June 17, 2009
Again, with the not getting it.
I am, perhaps, just really dense. But 80% of the conflict I have with certain people (hi, mom!) can be summed up in one main cause:
If I have just screwed up in some way, and am therefore disappointed in myself, it is perhaps best to wait a few minutes before telling me what I should have done instead.
First of all, I’m still dealing with the disappointment. Give me a minute or two to process that before you ask me to move on to the “fixing it for next time” stage, willya?
Second, I already know I’ve made a mistake somehow, otherwise I’d have reached whatever goal it was in the first place. Pointing out, rapid-fire, what I should have done instead makes me feel even less intelligent for having made the mistake, since it was SO OBVIOUS to everyone else that I should have handled it differently. The way people with brains would have.

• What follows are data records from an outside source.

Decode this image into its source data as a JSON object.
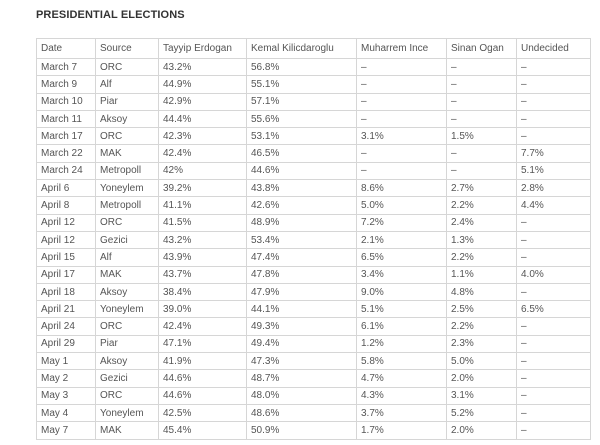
{
  "header": {
    "title": "PRESIDENTIAL ELECTIONS"
  },
  "table": {
    "columns": [
      "Date",
      "Source",
      "Tayyip Erdogan",
      "Kemal Kilicdaroglu",
      "Muharrem Ince",
      "Sinan Ogan",
      "Undecided"
    ],
    "rows": [
      [
        "March 7",
        "ORC",
        "43.2%",
        "56.8%",
        "–",
        "–",
        "–"
      ],
      [
        "March 9",
        "Alf",
        "44.9%",
        "55.1%",
        "–",
        "–",
        "–"
      ],
      [
        "March 10",
        "Piar",
        "42.9%",
        "57.1%",
        "–",
        "–",
        "–"
      ],
      [
        "March 11",
        "Aksoy",
        "44.4%",
        "55.6%",
        "–",
        "–",
        "–"
      ],
      [
        "March 17",
        "ORC",
        "42.3%",
        "53.1%",
        "3.1%",
        "1.5%",
        "–"
      ],
      [
        "March 22",
        "MAK",
        "42.4%",
        "46.5%",
        "–",
        "–",
        "7.7%"
      ],
      [
        "March 24",
        "Metropoll",
        "42%",
        "44.6%",
        "–",
        "–",
        "5.1%"
      ],
      [
        "April 6",
        "Yoneylem",
        "39.2%",
        "43.8%",
        "8.6%",
        "2.7%",
        "2.8%"
      ],
      [
        "April 8",
        "Metropoll",
        "41.1%",
        "42.6%",
        "5.0%",
        "2.2%",
        "4.4%"
      ],
      [
        "April 12",
        "ORC",
        "41.5%",
        "48.9%",
        "7.2%",
        "2.4%",
        "–"
      ],
      [
        "April 12",
        "Gezici",
        "43.2%",
        "53.4%",
        "2.1%",
        "1.3%",
        "–"
      ],
      [
        "April 15",
        "Alf",
        "43.9%",
        "47.4%",
        "6.5%",
        "2.2%",
        "–"
      ],
      [
        "April 17",
        "MAK",
        "43.7%",
        "47.8%",
        "3.4%",
        "1.1%",
        "4.0%"
      ],
      [
        "April 18",
        "Aksoy",
        "38.4%",
        "47.9%",
        "9.0%",
        "4.8%",
        "–"
      ],
      [
        "April 21",
        "Yoneylem",
        "39.0%",
        "44.1%",
        "5.1%",
        "2.5%",
        "6.5%"
      ],
      [
        "April 24",
        "ORC",
        "42.4%",
        "49.3%",
        "6.1%",
        "2.2%",
        "–"
      ],
      [
        "April 29",
        "Piar",
        "47.1%",
        "49.4%",
        "1.2%",
        "2.3%",
        "–"
      ],
      [
        "May 1",
        "Aksoy",
        "41.9%",
        "47.3%",
        "5.8%",
        "5.0%",
        "–"
      ],
      [
        "May 2",
        "Gezici",
        "44.6%",
        "48.7%",
        "4.7%",
        "2.0%",
        "–"
      ],
      [
        "May 3",
        "ORC",
        "44.6%",
        "48.0%",
        "4.3%",
        "3.1%",
        "–"
      ],
      [
        "May 4",
        "Yoneylem",
        "42.5%",
        "48.6%",
        "3.7%",
        "5.2%",
        "–"
      ],
      [
        "May 7",
        "MAK",
        "45.4%",
        "50.9%",
        "1.7%",
        "2.0%",
        "–"
      ]
    ]
  }
}
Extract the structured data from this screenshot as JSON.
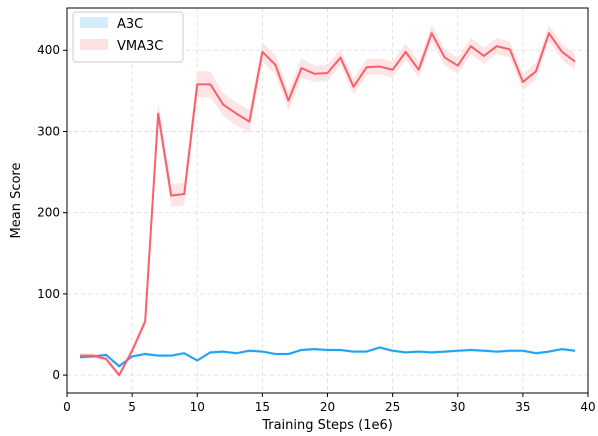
{
  "chart_data": {
    "type": "line",
    "title": "",
    "xlabel": "Training Steps (1e6)",
    "ylabel": "Mean Score",
    "xlim": [
      0,
      40
    ],
    "ylim": [
      -22,
      452
    ],
    "xticks": [
      0,
      5,
      10,
      15,
      20,
      25,
      30,
      35,
      40
    ],
    "yticks": [
      0,
      100,
      200,
      300,
      400
    ],
    "grid": true,
    "legend_position": "top-left",
    "x": [
      1,
      2,
      3,
      4,
      5,
      6,
      7,
      8,
      9,
      10,
      11,
      12,
      13,
      14,
      15,
      16,
      17,
      18,
      19,
      20,
      21,
      22,
      23,
      24,
      25,
      26,
      27,
      28,
      29,
      30,
      31,
      32,
      33,
      34,
      35,
      36,
      37,
      38,
      39
    ],
    "series": [
      {
        "name": "A3C",
        "color": "#1fa2f2",
        "band_color": "#d4edfc",
        "values": [
          22,
          23,
          25,
          11,
          23,
          26,
          24,
          24,
          27,
          18,
          28,
          29,
          27,
          30,
          29,
          26,
          26,
          31,
          32,
          31,
          31,
          29,
          29,
          34,
          30,
          28,
          29,
          28,
          29,
          30,
          31,
          30,
          29,
          30,
          30,
          27,
          29,
          32,
          30
        ],
        "band": [
          2,
          2,
          2,
          3,
          2,
          2,
          2,
          2,
          2,
          2,
          2,
          2,
          2,
          2,
          2,
          2,
          2,
          2,
          2,
          2,
          2,
          2,
          2,
          2,
          2,
          2,
          2,
          2,
          2,
          2,
          2,
          2,
          2,
          2,
          2,
          2,
          2,
          2,
          2
        ]
      },
      {
        "name": "VMA3C",
        "color": "#f8606a",
        "band_color": "#fde0e2",
        "values": [
          24,
          24,
          20,
          0,
          30,
          66,
          322,
          221,
          223,
          358,
          358,
          333,
          322,
          312,
          398,
          382,
          338,
          378,
          371,
          372,
          391,
          355,
          379,
          380,
          376,
          398,
          376,
          421,
          391,
          381,
          405,
          393,
          405,
          401,
          361,
          374,
          421,
          398,
          386
        ],
        "band": [
          3,
          3,
          3,
          3,
          5,
          6,
          14,
          14,
          14,
          16,
          16,
          14,
          14,
          14,
          12,
          12,
          12,
          12,
          10,
          10,
          10,
          10,
          10,
          10,
          10,
          10,
          10,
          10,
          10,
          10,
          10,
          10,
          10,
          10,
          10,
          10,
          10,
          10,
          10
        ]
      }
    ]
  }
}
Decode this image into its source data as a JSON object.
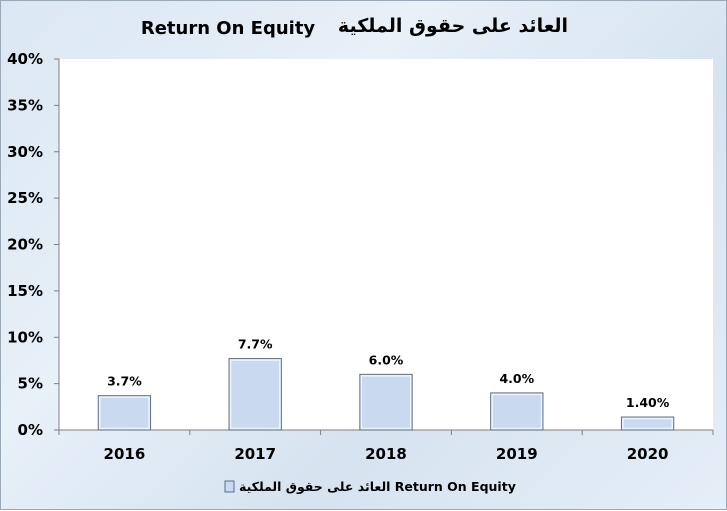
{
  "chart_data": {
    "type": "bar",
    "title_en": "Return On Equity",
    "title_ar": "العائد على حقوق الملكية",
    "categories": [
      "2016",
      "2017",
      "2018",
      "2019",
      "2020"
    ],
    "series": [
      {
        "name": "العائد على حقوق الملكية Return On Equity",
        "values": [
          3.7,
          7.7,
          6.0,
          4.0,
          1.4
        ],
        "labels": [
          "3.7%",
          "7.7%",
          "6.0%",
          "4.0%",
          "1.40%"
        ]
      }
    ],
    "yticks": [
      "0%",
      "5%",
      "10%",
      "15%",
      "20%",
      "25%",
      "30%",
      "35%",
      "40%"
    ],
    "ylim": [
      0,
      40
    ],
    "grid": false,
    "legend_position": "bottom",
    "colors": {
      "bar_fill": "#c9daf0",
      "bar_stroke": "#5b6f8a",
      "plot_bg": "#ffffff"
    }
  }
}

If, for example, I’ve just lost a game in pool… right then? Is not the time to ask me if I remember 4 shots ago when the 5 was nestled up on the rail against the 8 and I was just supposed to gently push the 5 into the 8 as a defensive maneuver, but instead I knocked the 5 away from the rail giving my opponent a clear shot on the 8.

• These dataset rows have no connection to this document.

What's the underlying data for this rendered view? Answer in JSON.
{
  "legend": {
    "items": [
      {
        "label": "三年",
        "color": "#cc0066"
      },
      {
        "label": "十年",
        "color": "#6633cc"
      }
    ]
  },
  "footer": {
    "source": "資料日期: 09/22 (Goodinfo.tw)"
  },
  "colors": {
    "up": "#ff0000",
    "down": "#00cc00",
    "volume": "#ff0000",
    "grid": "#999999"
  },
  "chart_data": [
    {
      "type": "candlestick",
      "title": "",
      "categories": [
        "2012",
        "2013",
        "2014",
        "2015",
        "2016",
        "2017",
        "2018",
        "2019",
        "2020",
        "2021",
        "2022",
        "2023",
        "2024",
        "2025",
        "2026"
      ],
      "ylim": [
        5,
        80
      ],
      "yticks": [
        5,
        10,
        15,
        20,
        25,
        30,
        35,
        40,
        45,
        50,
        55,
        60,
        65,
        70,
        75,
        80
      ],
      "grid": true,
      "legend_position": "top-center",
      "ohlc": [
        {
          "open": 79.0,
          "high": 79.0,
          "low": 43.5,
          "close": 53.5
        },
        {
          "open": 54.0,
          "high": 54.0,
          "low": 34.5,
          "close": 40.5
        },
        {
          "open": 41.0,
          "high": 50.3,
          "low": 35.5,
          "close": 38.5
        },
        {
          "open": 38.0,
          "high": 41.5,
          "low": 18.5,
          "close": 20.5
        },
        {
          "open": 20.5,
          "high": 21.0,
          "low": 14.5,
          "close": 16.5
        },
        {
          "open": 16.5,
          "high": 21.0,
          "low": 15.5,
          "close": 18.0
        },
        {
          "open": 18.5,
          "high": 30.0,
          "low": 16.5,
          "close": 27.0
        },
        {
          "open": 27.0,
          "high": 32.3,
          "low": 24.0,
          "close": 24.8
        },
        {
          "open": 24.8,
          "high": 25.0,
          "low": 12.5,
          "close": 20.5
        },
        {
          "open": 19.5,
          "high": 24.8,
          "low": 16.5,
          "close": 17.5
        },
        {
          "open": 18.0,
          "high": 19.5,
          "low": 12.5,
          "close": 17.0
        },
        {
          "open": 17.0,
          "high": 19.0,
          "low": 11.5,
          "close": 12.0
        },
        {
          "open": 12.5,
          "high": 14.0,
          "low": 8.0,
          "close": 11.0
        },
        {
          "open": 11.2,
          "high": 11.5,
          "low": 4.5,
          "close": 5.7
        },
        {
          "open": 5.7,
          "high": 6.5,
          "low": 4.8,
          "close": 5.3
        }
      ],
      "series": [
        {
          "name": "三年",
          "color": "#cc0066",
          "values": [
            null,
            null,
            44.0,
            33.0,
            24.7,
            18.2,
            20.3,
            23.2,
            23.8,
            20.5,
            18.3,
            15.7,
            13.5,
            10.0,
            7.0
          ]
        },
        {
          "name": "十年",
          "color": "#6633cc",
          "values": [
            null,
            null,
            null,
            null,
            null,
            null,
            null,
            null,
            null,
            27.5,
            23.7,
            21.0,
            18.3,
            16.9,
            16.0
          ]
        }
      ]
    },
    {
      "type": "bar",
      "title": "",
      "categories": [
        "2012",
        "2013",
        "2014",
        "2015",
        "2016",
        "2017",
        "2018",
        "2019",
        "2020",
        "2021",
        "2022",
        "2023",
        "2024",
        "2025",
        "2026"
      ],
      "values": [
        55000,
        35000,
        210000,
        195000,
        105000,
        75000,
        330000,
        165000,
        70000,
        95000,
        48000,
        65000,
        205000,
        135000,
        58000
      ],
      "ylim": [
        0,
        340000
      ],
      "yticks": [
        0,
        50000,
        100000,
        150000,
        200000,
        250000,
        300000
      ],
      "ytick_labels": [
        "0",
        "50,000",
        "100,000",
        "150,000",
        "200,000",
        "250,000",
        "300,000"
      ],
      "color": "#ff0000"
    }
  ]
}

No, I do not remember 4 shots ago, because my brain is busy yelling at me for having lost the game. Trying to teach me something at this juncture is useless, because I’m too upset to absorb anything. Also, it’s entirely probable that I was actually trying to do the thing you’re about to *teach* me, and all you’re doing at this point is highlighting my lack of skill, which I’m already well aware of, thanks. So at the very least, wait a little while, give me some time to get back to an emotionally receptive place, and I’ll do a much better job of taking the criticism gracefully.
Again, with the not getting it. When someone’s just failed at something and is obviously upset about it, how is it useful to start criticizing them immediately?